Tout d’abord, parce qu’il a préservé le pouvoir d’achat des fonctionnaires, malgré la stagnation de ce dernier depuis des années.

Ensuite, parce qu’il a joué un rôle en matière de préservation de l’emploi, mettant à l’abri du chômage et des plans sociaux les agents du service public.

Enfin, parce que, grâce à notre système de protection sociale et de retraites par répartition, il est facteur de solidarité.

En dépit de l’échec patent du système capitaliste et des dogmes libéraux, le Président de la République continue de vouloir appliquer une logique d’entreprise à la fonction publique ; ce projet de loi en est l’illustration.

Le rapporteur du texte à l’Assemblée nationale, Jacques-Alain Bénisti, n’a d’ailleurs pas hésité, lorsque notre collègue Marc Dolez a dénoncé cette réforme permettant de démanteler le statut de la fonction publique pour mieux mettre en place la révision générale des politiques publiques, à s’exclamer que c’était le cas !

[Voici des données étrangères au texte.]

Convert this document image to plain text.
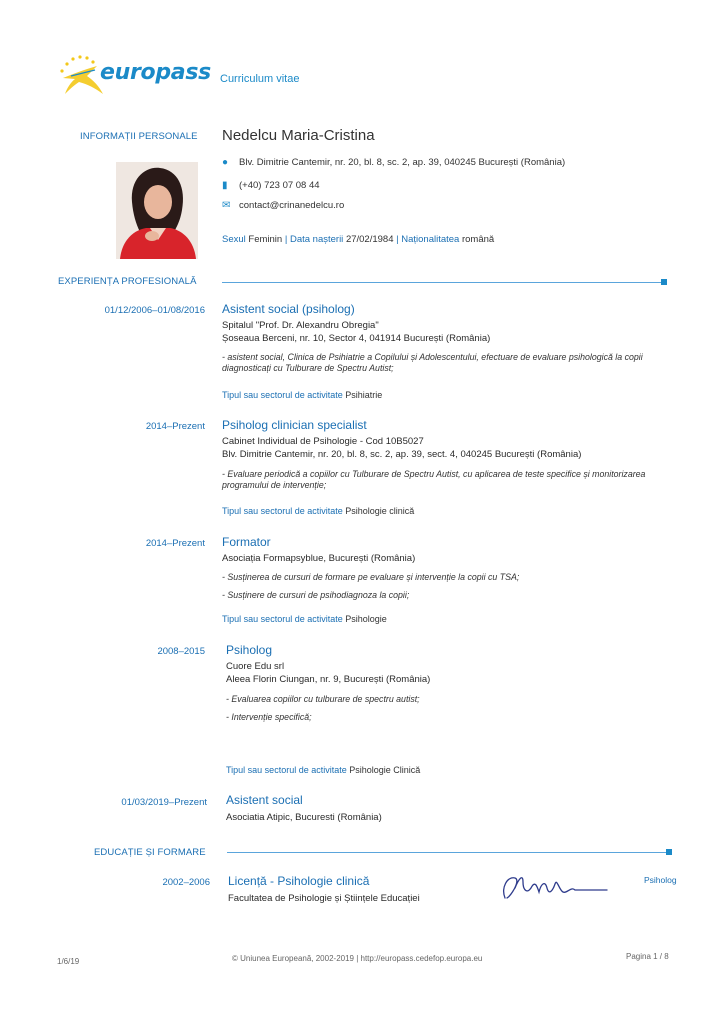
europass Curriculum vitae
INFORMAȚII PERSONALE Nedelcu Maria-Cristina
● Blv. Dimitrie Cantemir, nr. 20, bl. 8, sc. 2, ap. 39, 040245 București (România)
▮ (+40) 723 07 08 44
✉ contact@crinanedelcu.ro
Sexul Feminin | Data nașterii 27/02/1984 | Naționalitatea română
EXPERIENȚA PROFESIONALĂ
01/12/2006–01/08/2016 Asistent social (psiholog)
Spitalul "Prof. Dr. Alexandru Obregia"
Șoseaua Berceni, nr. 10, Sector 4, 041914 București (România)
- asistent social, Clinica de Psihiatrie a Copilului și Adolescentului, efectuare de evaluare psihologică la copii diagnosticați cu Tulburare de Spectru Autist;
Tipul sau sectorul de activitate Psihiatrie
2014–Prezent Psiholog clinician specialist
Cabinet Individual de Psihologie - Cod 10B5027
Blv. Dimitrie Cantemir, nr. 20, bl. 8, sc. 2, ap. 39, sect. 4, 040245 București (România)
- Evaluare periodică a copiilor cu Tulburare de Spectru Autist, cu aplicarea de teste specifice și monitorizarea programului de intervenție;
Tipul sau sectorul de activitate Psihologie clinică
2014–Prezent Formator
Asociația Formapsyblue, București (România)
- Susținerea de cursuri de formare pe evaluare și intervenție la copii cu TSA;
- Susținere de cursuri de psihodiagnoza la copii;
Tipul sau sectorul de activitate Psihologie
2008–2015 Psiholog
Cuore Edu srl
Aleea Florin Ciungan, nr. 9, București (România)
- Evaluarea copiilor cu tulburare de spectru autist;
- Intervenție specifică;
Tipul sau sectorul de activitate Psihologie Clinică
01/03/2019–Prezent Asistent social
Asociatia Atipic, Bucuresti (România)
EDUCAȚIE ȘI FORMARE
2002–2006 Licență - Psihologie clinică
Facultatea de Psihologie și Științele Educației
Psiholog
1/6/19	© Uniunea Europeană, 2002-2019 | http://europass.cedefop.europa.eu	Pagina 1 / 8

Cinq articles – les articles 6, 7, 8, 9 et 10 – symbolisent plus précisément votre projet managérial pour la fonction publique. Ce sont ces articles qui organisent respectivement l’individualisation des rémunérations, la possibilité, sous le vocable de « réorientation professionnelle », de licencier massivement des fonctionnaires, le cumul d’emplois à temps non complet, le recours facilité à des agents contractuels et, enfin, le recours à l’intérim.

Contrairement à ce que vous n’avez cessé d’affirmer, monsieur le ministre, ces articles ont fait l’objet d’une opposition de toutes les organisations syndicales représentant les fonctionnaires. Lors de la réunion du 18 mars 2008 du Conseil supérieur de la fonction publique d’État, six organisations ont voté contre ce texte, deux se sont abstenues, et toutes ont demandé le retrait des articles que je viens de citer. Le rejet de ces articles a été identique lors du Conseil supérieur de la fonction publique territoriale du 26 mars 2008.

Toutes les organisations syndicales qualifient ce texte de « boîte à outils de la RGPP ».